By Kate O'Keeffe 

Wynn Resorts Ltd. on Tuesday accused Elaine Wynn--the casino operator's co-founder and third-largest shareholder--of improper activity and sought to undercut her campaign to keep her board seat.

The allegations, in presentation materials posted to the Wynn Resorts website, came just after Ms. Wynn arrived in New York to solicit support for her re-election to the board. They have raised the stakes in an increasingly bitter battle that has pitted the company and its chairman and chief executive, Steve Wynn, against Mr. Wynn's former wife.

The tenor of the dispute is becoming reminiscent of the casino operator's last epic board battle. Three years ago Wynn Resorts ousted its then-largest shareholder, Kazuo Okada, by forcibly redeeming his 20% stake in the company at a 30% discount and kicking him off the board after alleging he was involved in corrupt activity.

Mr. Okada, once close friends with Mr. Wynn, continues to fight to get the shares back and denies allegations of wrongdoing.

Wynn Resorts' board said last month that it decided not to renominate Ms. Wynn, who has been a director for more than a dozen years, when her term expires April 24, coinciding with the annual meeting. Ms. Wynn then nominated herself for the seat and began campaigning, touting her decades of experience, passion and independence, and her role as the company's sole female director.

In a slide presentation posted to the Wynn Resorts website Tuesday outlining "key considerations" ahead of the annual meeting, the company for the first time elaborated on the board's specific concerns with Ms. Wynn. Her representatives didn't immediately respond to a request for comment on any of Wynn Resorts' allegations, including one that she had sold $10 million worth of shares through her personal foundation during a "blackout period" ahead of the company's earnings release,during which directors are forbidden by company policy to sell common stock.

The sale happened shortly before the company's release of its fourth-quarter earnings last month, said a person familiar with the matter. Wynn shares fell sharply after the company reported net profit that missed analyst estimates due to plunging revenue across the Chinese territory of Macau, where the casino operator derives the bulk of its revenue.

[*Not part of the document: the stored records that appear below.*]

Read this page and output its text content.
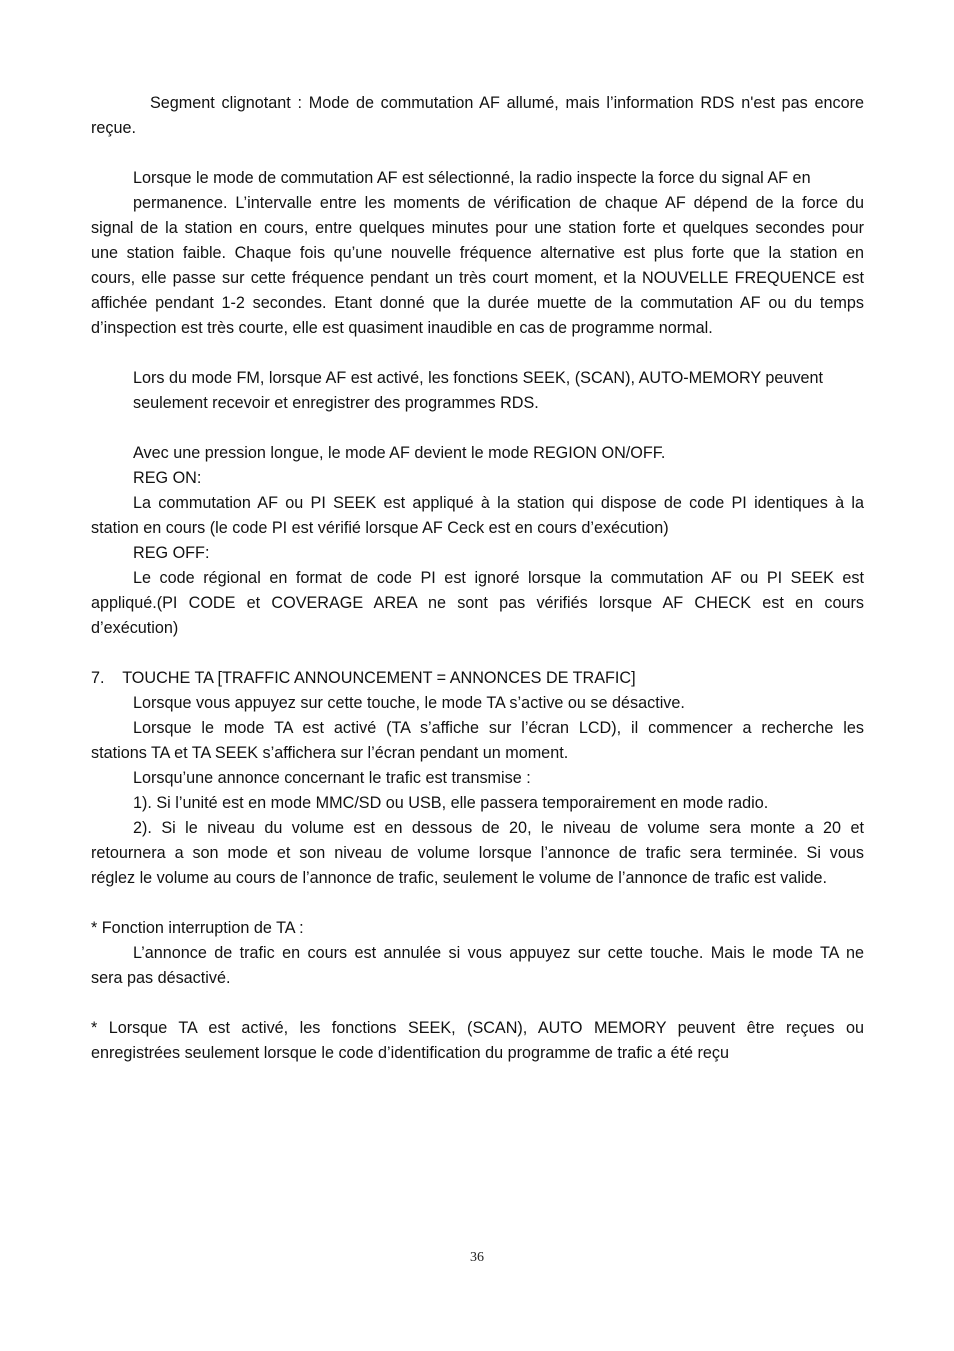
Segment clignotant : Mode de commutation AF allumé, mais l’information RDS n'est pas encore
reçue.
Lorsque le mode de commutation AF est sélectionné, la radio inspecte la force du signal AF en
permanence. L’intervalle entre les moments de vérification de chaque AF dépend de la force du
signal de la station en cours, entre quelques minutes pour une station forte et quelques secondes pour
une station faible. Chaque fois qu’une nouvelle fréquence alternative est plus forte que la station en
cours, elle passe sur cette fréquence pendant un très court moment, et la NOUVELLE FREQUENCE est
affichée pendant 1-2 secondes. Etant donné que la durée muette de la commutation AF ou du temps
d’inspection est très courte, elle est quasiment inaudible en cas de programme normal.
Lors du mode FM, lorsque AF est activé, les fonctions SEEK, (SCAN), AUTO-MEMORY peuvent
seulement recevoir et enregistrer des programmes RDS.
Avec une pression longue, le mode AF devient le mode REGION ON/OFF.
REG ON:
La commutation AF ou PI SEEK est appliqué à la station qui dispose de code PI identiques à la
station en cours (le code PI est vérifié lorsque AF Ceck est en cours d’exécution)
REG OFF:
Le code régional en format de code PI est ignoré lorsque la commutation AF ou PI SEEK est
appliqué.(PI CODE et COVERAGE AREA ne sont pas vérifiés lorsque AF CHECK est en cours
d’exécution)
7.    TOUCHE TA [TRAFFIC ANNOUNCEMENT = ANNONCES DE TRAFIC]
Lorsque vous appuyez sur cette touche, le mode TA s’active ou se désactive.
Lorsque le mode TA est activé (TA s’affiche sur l’écran LCD), il commencer a recherche les
stations TA et TA SEEK s’affichera sur l’écran pendant un moment.
Lorsqu’une annonce concernant le trafic est transmise :
1). Si l’unité est en mode MMC/SD ou USB, elle passera temporairement en mode radio.
2). Si le niveau du volume est en dessous de 20, le niveau de volume sera monte a 20 et
retournera a son mode et son niveau de volume lorsque l’annonce de trafic sera terminée. Si vous
réglez le volume au cours de l’annonce de trafic, seulement le volume de l’annonce de trafic est valide.
* Fonction interruption de TA :
L’annonce de trafic en cours est annulée si vous appuyez sur cette touche. Mais le mode TA ne
sera pas désactivé.
* Lorsque TA est activé, les fonctions SEEK, (SCAN), AUTO MEMORY peuvent être reçues ou
enregistrées seulement lorsque le code d’identification du programme de trafic a été reçu
36
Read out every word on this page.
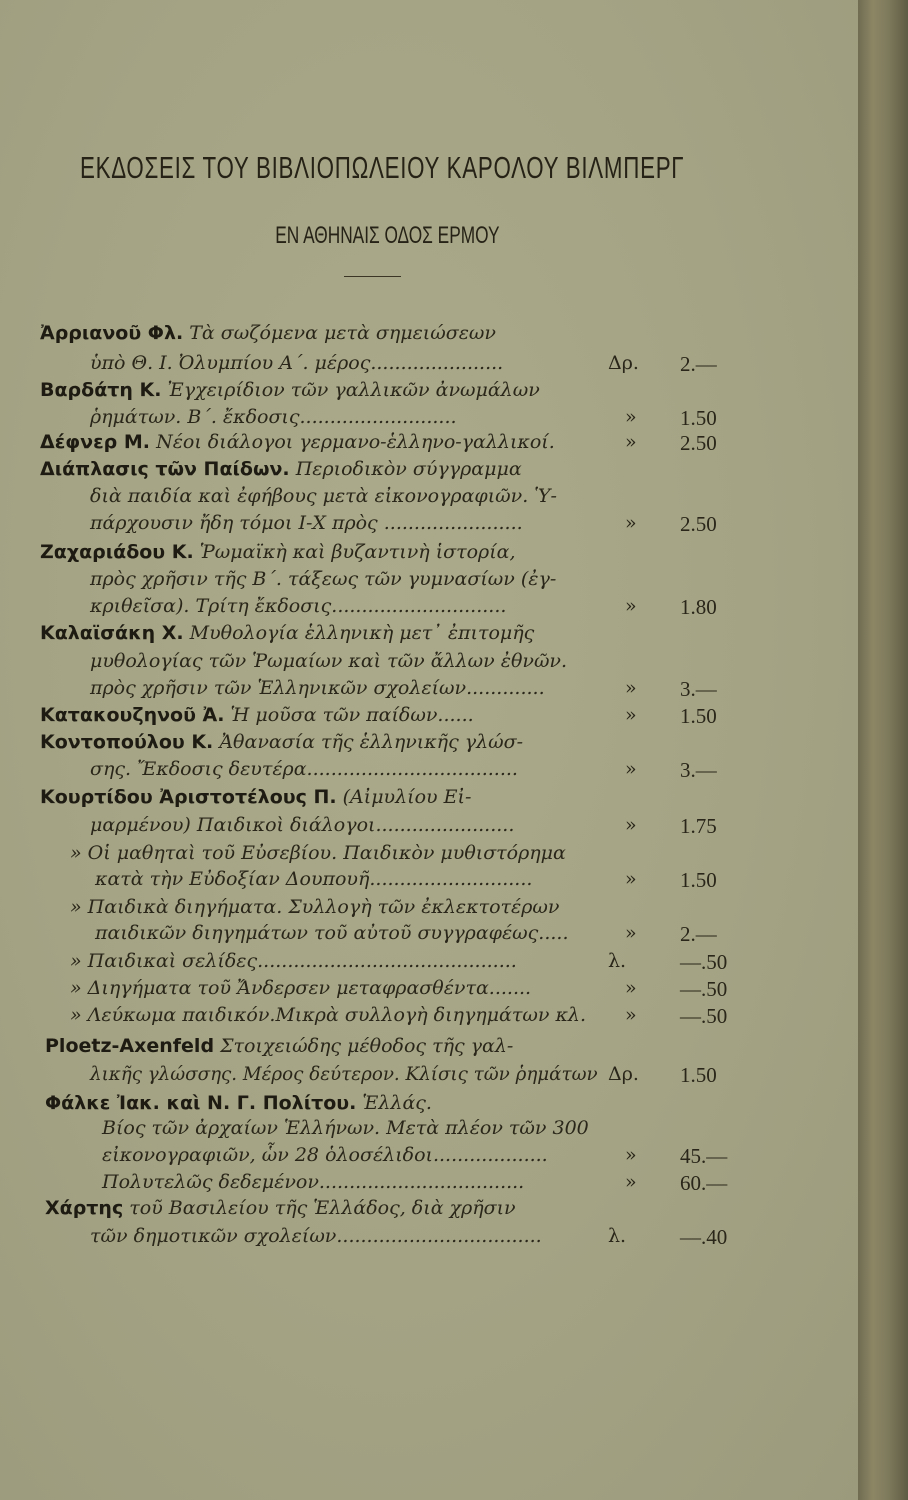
ΕΚΔΟΣΕΙΣ ΤΟΥ ΒΙΒΛΙΟΠΩΛΕΙΟΥ ΚΑΡΟΛΟΥ ΒΙΛΜΠΕΡΓ
ΕΝ ΑΘΗΝΑΙΣ ΟΔΟΣ ΕΡΜΟΥ
Ἀρριανοῦ Φλ. Τὰ σωζόμενα μετὰ σημειώσεων
ὑπὸ Θ. Ι. Ὀλυμπίου Α΄. μέρος......................	Δρ. 2.—
Βαρδάτη Κ. Ἐγχειρίδιον τῶν γαλλικῶν ἀνωμάλων
ῥημάτων. Β΄. ἔκδοσις..........................	» 1.50
Δέφνερ Μ. Νέοι διάλογοι γερμανο-ἑλληνο-γαλλικοί.	» 2.50
Διάπλασις τῶν Παίδων. Περιοδικὸν σύγγραμμα
διὰ παιδία καὶ ἐφήβους μετὰ εἰκονογραφιῶν. Ὑ-
πάρχουσιν ἤδη τόμοι Ι-Χ πρὸς .......................	» 2.50
Ζαχαριάδου Κ. Ῥωμαϊκὴ καὶ βυζαντινὴ ἱστορία,
πρὸς χρῆσιν τῆς Β΄. τάξεως τῶν γυμνασίων (ἐγ-
κριθεῖσα). Τρίτη ἔκδοσις.............................	» 1.80
Καλαϊσάκη Χ. Μυθολογία ἑλληνικὴ μετ᾽ ἐπιτομῆς
μυθολογίας τῶν Ῥωμαίων καὶ τῶν ἄλλων ἐθνῶν.
πρὸς χρῆσιν τῶν Ἑλληνικῶν σχολείων.............	» 3.—
Κατακουζηνοῦ Ἀ. Ἡ μοῦσα τῶν παίδων......	» 1.50
Κοντοπούλου Κ. Ἀθανασία τῆς ἑλληνικῆς γλώσ-
σης. Ἔκδοσις δευτέρα...................................	» 3.—
Κουρτίδου Ἀριστοτέλους Π. (Αἰμυλίου Εἰ-
μαρμένου) Παιδικοὶ διάλογοι.......................	» 1.75
» Οἱ μαθηταὶ τοῦ Εὐσεβίου. Παιδικὸν μυθιστόρημα
κατὰ τὴν Εὐδοξίαν Δουπουῆ...........................	» 1.50
» Παιδικὰ διηγήματα. Συλλογὴ τῶν ἐκλεκτοτέρων
παιδικῶν διηγημάτων τοῦ αὐτοῦ συγγραφέως.....	» 2.—
» Παιδικαὶ σελίδες...........................................	λ.	—.50
» Διηγήματα τοῦ Ἄνδερσεν μεταφρασθέντα.......	» —.50
» Λεύκωμα παιδικόν.Μικρὰ συλλογὴ διηγημάτων κλ. » —.50
Ploetz-Axenfeld Στοιχειώδης μέθοδος τῆς γαλ-
λικῆς γλώσσης. Μέρος δεύτερον. Κλίσις τῶν ῥημάτων Δρ. 1.50
Φάλκε Ἰακ. καὶ Ν. Γ. Πολίτου. Ἑλλάς.
Βίος τῶν ἀρχαίων Ἑλλήνων. Μετὰ πλέον τῶν 300
εἰκονογραφιῶν, ὧν 28 ὁλοσέλιδοι...................	» 45.—
Πολυτελῶς δεδεμένον..................................	» 60.—
Χάρτης τοῦ Βασιλείου τῆς Ἑλλάδος, διὰ χρῆσιν
τῶν δημοτικῶν σχολείων..................................	λ.	—.40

The company also accused Ms. Wynn of improper behavior regarding a land deal. "Over the course of several years, Ms. Wynn participated in board meetings in which Wynn Resorts' plans to acquire property in Las Vegas were discussed at length. At no time did Ms. Wynn recuse herself from the Board discussions or inform the Board that her nephew was involved in a competing bid. Ultimately, the land that Wynn Resorts wanted was purchased by a group that included Ms. Wynn's nephew," the company said.

Ms. Wynn's nephew Andrew Pascal, who used to be a Wynn executive, didn't immediately respond to a request for comment.

The company also expanded on its claim that a lawsuit Ms.Wynn had filed in June 2012 in the U.S. District Court in Nevada against Mr. Wynn seeking to dissolve a shareholder agreement put her at odds with the board. The pact, designed to keep Mr. Wynn in control of the company even though he is the second-largest shareholder, puts voting and selling restrictions on Ms. Wynn's shares.

The lawsuit, which Mr. Wynn opposes, is pending.

T. Rowe Price Associates Inc. is the company's largest shareholder, with a 16.8% stake.

In the Tuesday presentation, the company said Ms. Wynn used the suit against Mr. Wynn to serve litigation discovery requests on her fellow board members, demanding they produce documents related to the decision not to renominate her as a director.

The casino operator also sought to undercut one of Ms. Wynn's key campaign points: that the Wynn board would be without a female voice if she weren't re-elected.

"In response to questions from our stockholders, the Corporate Governance Committee wants there to be no doubt that the Board is committed to prioritizing women and diverse candidates...and will name one or more diverse directors to the Board by the end of 2015," the company pledged Tuesday.

To keep her spot on the board, Ms. Wynn will need to get the most- or second-most votes of the three directors up for election. Though she owns a 9.4% stake in Wynn, she said she is already assured of getting more than 19% of the votes because Mr. Wynn, who owns 9.9% of the company's shares, is contractually obligated to vote for her due to the shareholder agreement.

Garnering the rest could be an uphill battle, as some major investors have expressed concern that, despite his obligation to support her candidacy, Mr. Wynn actually wants his former wife off the board and that her re-election would complicate his management of the company.